Getz v. State, Del. Supr., 538 A.2d 726 (1988).
(1) be material to an issue or ultimate fact in dispute in the case;
(2) be introduced for a purpose sanctioned by 404(b), or any other purpose not inconsistent with the basic prohibition against evidence of bad character or criminal disposition;
(3) be proved by plain, clear and conclusive evidence;
(4) not be too remote from charged offense; and
(5) the court must balance probative value versus prejudice.
In the case at bar, the Court required, upon the Defendant's request, the State to make a record of what Mr. Demby would testify to. The prosecutor made an adequate proffer of Mr. Demby's testimony to the Court; however, after the trial had ended for the day, Mr. Demby contacted the State to change his account of the events. The State appraised the Court, as well as defense counsel, of this change of events as soon as practical, the very next morning before trial started. At that time, nor any other time during the trial, did defense counsel make a motion to the Court to undertake a Getz analysis of Mr. Demby's testimony. Ultimately, Mr. Demby testified that he was not present during the altercation that led to the charges against the Defendant.
I do not see how this testimony by Mr. Demby should have been subject to a Getz analysis at trial. Through Mr. Demby's testimony, it was elicited that the Defendant may have attempted to procure him to commit perjury. However, Mr. Demby's account of the events had changed since the beginning of the proceedings, thus causing a conflict in his testimony. The credibility to be given any witness is solely within the province of the jury. The jury was given the standard criminal jury instruction regarding how to deal with conflicting testimony. It was for the jury to determine which of Mr. Demby's accounts of the events was true and believable, if any. Therefore, this Court will not grant a new trial to the Defendant on the grounds that a Getz analysis was not undertaken.

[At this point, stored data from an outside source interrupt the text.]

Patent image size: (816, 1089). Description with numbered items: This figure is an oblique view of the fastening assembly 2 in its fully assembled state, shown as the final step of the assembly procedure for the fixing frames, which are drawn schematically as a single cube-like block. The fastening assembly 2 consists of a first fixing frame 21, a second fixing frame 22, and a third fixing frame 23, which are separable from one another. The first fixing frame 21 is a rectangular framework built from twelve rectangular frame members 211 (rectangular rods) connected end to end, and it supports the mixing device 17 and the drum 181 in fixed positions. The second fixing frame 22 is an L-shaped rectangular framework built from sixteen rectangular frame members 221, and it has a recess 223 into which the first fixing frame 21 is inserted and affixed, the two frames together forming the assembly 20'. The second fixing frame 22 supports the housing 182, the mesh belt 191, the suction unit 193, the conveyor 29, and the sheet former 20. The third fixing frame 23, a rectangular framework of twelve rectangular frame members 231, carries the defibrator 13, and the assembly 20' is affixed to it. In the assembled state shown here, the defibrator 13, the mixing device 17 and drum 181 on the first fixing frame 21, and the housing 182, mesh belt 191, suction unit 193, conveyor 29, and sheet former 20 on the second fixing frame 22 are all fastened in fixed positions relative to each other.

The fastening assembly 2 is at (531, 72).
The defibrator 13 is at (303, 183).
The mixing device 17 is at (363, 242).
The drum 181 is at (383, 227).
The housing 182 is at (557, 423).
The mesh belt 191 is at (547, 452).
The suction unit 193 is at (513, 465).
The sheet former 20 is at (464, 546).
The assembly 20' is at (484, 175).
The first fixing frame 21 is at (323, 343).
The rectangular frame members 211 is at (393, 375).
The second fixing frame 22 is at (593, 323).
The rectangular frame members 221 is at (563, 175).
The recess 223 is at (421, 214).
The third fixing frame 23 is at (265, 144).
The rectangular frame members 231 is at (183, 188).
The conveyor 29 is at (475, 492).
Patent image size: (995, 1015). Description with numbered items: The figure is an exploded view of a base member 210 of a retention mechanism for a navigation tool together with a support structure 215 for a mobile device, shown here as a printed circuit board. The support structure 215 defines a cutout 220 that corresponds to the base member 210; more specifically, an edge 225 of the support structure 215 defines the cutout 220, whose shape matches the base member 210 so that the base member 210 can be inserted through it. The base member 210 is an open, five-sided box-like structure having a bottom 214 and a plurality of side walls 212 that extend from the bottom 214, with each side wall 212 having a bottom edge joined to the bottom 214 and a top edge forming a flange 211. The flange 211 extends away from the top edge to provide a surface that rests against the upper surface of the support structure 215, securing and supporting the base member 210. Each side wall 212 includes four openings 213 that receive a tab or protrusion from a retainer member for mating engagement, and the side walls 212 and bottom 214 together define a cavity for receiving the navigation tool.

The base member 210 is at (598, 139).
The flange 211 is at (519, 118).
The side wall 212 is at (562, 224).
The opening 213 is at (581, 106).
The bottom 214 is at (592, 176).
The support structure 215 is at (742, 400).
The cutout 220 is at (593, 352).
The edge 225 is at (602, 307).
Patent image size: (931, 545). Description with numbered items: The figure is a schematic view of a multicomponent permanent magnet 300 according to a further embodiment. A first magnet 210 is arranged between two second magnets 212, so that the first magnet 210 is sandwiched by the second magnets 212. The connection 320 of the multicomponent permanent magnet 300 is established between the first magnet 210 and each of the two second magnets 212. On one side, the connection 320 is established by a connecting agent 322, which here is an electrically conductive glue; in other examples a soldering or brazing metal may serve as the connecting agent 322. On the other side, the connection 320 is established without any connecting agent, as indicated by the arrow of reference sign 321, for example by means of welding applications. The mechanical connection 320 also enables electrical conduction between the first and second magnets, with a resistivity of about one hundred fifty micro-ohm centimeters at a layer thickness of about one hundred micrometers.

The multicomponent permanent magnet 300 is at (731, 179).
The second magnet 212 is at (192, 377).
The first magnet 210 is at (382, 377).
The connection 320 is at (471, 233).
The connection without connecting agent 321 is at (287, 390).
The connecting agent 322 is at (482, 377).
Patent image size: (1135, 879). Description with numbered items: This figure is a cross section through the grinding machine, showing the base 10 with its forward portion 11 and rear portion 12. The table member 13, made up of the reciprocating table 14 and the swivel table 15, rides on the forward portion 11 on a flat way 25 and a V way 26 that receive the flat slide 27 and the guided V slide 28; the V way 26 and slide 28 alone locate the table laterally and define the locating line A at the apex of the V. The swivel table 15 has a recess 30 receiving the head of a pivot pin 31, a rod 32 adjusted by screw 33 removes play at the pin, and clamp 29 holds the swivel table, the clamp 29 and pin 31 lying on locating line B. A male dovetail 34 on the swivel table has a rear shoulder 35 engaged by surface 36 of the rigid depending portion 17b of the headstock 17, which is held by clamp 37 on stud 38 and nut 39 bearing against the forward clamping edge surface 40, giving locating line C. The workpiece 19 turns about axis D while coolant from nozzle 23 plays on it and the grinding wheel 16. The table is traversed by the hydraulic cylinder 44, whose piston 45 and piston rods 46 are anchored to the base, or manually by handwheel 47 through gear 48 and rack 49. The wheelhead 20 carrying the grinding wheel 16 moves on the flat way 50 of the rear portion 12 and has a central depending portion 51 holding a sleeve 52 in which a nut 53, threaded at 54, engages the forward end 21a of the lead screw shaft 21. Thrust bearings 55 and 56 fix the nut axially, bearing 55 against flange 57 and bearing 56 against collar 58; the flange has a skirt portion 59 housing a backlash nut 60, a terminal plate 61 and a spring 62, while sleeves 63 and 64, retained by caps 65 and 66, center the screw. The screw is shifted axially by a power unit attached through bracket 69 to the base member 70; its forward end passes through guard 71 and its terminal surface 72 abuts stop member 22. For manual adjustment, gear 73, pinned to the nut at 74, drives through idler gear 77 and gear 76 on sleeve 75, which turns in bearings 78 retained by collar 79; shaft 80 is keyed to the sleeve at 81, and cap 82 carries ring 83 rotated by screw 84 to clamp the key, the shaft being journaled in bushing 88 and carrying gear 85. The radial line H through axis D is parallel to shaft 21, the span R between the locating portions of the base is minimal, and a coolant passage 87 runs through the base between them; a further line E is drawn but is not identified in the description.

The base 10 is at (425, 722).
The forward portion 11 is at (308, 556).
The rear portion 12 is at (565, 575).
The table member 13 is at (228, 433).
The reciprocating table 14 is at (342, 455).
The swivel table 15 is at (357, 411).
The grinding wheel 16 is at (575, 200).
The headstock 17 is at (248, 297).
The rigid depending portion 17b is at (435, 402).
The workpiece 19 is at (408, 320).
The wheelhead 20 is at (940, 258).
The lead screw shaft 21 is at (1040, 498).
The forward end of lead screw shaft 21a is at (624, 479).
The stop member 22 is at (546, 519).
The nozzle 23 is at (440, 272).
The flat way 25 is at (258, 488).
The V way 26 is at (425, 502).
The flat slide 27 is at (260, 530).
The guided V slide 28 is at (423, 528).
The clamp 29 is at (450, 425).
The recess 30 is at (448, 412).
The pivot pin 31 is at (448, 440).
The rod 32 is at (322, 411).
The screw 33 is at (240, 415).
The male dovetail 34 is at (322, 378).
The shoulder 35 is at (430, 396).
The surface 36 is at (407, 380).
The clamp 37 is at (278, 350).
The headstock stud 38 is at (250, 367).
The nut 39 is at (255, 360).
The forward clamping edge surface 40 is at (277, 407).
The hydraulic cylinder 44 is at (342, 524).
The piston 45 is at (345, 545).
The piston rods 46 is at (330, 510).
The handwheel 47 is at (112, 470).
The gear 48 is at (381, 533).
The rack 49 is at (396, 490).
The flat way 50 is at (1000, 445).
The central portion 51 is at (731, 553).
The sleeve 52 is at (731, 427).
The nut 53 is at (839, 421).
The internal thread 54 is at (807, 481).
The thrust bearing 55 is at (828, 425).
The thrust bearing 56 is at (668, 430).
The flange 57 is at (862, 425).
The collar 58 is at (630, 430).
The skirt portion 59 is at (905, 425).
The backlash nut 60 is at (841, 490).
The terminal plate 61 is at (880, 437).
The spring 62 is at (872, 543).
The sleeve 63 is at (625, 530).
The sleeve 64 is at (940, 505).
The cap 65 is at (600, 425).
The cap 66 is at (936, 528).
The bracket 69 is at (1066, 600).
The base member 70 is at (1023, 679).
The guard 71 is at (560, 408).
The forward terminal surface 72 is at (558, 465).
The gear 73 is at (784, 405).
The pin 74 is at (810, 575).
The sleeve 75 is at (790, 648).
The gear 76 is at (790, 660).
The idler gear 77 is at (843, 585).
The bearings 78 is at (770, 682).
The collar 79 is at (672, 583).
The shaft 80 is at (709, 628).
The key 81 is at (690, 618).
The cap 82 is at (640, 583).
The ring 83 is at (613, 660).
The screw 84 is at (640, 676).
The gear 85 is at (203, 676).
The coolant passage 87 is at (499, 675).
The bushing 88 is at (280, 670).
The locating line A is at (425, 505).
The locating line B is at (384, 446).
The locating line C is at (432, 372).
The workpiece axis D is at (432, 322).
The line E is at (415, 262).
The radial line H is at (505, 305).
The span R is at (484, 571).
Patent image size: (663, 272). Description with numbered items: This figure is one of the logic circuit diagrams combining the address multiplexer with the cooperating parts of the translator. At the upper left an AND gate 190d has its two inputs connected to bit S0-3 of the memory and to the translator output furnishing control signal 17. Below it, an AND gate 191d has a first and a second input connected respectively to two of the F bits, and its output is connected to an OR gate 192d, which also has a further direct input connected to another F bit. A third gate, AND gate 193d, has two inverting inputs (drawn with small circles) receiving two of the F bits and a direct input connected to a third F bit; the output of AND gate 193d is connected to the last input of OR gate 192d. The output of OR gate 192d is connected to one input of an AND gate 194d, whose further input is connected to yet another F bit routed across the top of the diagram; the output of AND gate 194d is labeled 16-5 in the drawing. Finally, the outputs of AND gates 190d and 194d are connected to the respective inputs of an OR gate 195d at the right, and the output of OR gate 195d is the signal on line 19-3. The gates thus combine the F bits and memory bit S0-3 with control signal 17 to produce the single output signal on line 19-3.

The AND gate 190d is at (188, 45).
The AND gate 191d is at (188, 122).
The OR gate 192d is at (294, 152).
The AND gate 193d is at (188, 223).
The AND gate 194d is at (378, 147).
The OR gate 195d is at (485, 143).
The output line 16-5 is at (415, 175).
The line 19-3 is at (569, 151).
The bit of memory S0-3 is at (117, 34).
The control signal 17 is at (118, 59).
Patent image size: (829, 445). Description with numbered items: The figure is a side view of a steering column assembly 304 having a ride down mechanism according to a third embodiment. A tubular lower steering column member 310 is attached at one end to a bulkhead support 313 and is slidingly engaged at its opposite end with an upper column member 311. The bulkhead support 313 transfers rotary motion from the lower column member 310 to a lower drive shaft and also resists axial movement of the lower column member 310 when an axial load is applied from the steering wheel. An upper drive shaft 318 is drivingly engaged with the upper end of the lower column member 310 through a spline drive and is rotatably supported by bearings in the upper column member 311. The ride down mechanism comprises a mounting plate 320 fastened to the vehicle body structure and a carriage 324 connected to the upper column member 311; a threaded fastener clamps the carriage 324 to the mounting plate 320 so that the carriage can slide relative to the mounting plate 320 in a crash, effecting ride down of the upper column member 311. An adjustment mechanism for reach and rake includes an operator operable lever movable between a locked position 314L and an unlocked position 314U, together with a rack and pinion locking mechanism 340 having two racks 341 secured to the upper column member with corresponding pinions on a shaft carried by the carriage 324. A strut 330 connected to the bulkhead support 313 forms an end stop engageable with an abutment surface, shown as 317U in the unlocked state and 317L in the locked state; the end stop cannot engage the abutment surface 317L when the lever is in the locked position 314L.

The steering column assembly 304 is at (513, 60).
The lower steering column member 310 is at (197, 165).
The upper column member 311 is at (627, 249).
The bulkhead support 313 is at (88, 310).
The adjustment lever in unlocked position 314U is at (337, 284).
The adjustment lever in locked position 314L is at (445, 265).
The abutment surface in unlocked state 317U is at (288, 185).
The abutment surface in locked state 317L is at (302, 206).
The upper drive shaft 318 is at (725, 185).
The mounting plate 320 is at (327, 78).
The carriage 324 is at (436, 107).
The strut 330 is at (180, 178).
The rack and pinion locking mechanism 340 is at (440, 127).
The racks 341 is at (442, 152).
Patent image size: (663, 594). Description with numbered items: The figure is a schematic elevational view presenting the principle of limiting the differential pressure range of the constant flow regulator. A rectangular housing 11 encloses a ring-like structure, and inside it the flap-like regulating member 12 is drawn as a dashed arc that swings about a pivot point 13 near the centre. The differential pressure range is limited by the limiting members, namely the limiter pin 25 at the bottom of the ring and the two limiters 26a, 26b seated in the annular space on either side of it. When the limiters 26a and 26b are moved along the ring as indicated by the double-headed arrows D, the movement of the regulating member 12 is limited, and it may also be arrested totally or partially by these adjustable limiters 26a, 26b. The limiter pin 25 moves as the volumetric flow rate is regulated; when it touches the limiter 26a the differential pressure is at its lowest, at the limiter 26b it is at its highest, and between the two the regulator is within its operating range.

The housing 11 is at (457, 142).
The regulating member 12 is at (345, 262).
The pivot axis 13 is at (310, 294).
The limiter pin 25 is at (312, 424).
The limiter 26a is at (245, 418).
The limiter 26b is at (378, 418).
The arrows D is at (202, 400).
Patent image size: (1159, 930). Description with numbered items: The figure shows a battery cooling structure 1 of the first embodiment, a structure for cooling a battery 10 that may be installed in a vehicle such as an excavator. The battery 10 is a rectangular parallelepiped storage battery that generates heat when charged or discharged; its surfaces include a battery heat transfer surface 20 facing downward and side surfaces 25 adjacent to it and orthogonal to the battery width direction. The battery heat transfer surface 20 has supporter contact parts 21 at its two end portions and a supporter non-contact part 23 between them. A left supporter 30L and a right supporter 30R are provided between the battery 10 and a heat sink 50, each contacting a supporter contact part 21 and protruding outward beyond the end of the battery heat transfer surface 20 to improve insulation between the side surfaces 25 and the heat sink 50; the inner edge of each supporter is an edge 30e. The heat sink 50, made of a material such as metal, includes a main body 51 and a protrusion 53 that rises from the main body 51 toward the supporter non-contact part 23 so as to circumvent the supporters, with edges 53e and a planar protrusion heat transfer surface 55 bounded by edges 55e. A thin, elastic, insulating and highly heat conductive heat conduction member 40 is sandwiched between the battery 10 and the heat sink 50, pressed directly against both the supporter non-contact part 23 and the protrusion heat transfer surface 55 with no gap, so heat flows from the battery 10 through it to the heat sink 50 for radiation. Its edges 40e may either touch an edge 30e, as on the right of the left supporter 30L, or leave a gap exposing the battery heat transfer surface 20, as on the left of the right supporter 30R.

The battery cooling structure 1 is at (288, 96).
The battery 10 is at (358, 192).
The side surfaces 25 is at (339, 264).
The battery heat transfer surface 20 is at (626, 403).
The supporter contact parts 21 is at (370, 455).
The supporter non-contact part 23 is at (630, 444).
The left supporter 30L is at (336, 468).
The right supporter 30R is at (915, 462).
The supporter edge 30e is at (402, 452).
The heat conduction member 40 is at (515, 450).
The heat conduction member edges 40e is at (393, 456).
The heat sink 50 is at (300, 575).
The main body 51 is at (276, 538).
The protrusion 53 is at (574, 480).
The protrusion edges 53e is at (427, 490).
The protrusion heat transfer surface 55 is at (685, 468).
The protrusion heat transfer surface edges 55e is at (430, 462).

Defense counsel was granted great latitude at the trial of this matter to crossexamine Mr. Demby. The Court went as far as granting a recess in order for Mr. Swierzbinski to confirm certain pending charges against Mr. Demby. The Defendant had every opportunity to cast doubt on Mr. Demby's memory of the events and to contend that Mr. Demby was in fact present during the altercation. Thus, the Defendant cannot now claim that he was prejudiced by Mr. Demby's testimony. The efficient cross-examination by defense counsel outweighed any alleged prejudice suffered by the Defendant as a result of Mr. Demby's testimony. Therefore, the Defendant's Motion for a New Trial is denied . IT IS SO ORDERED.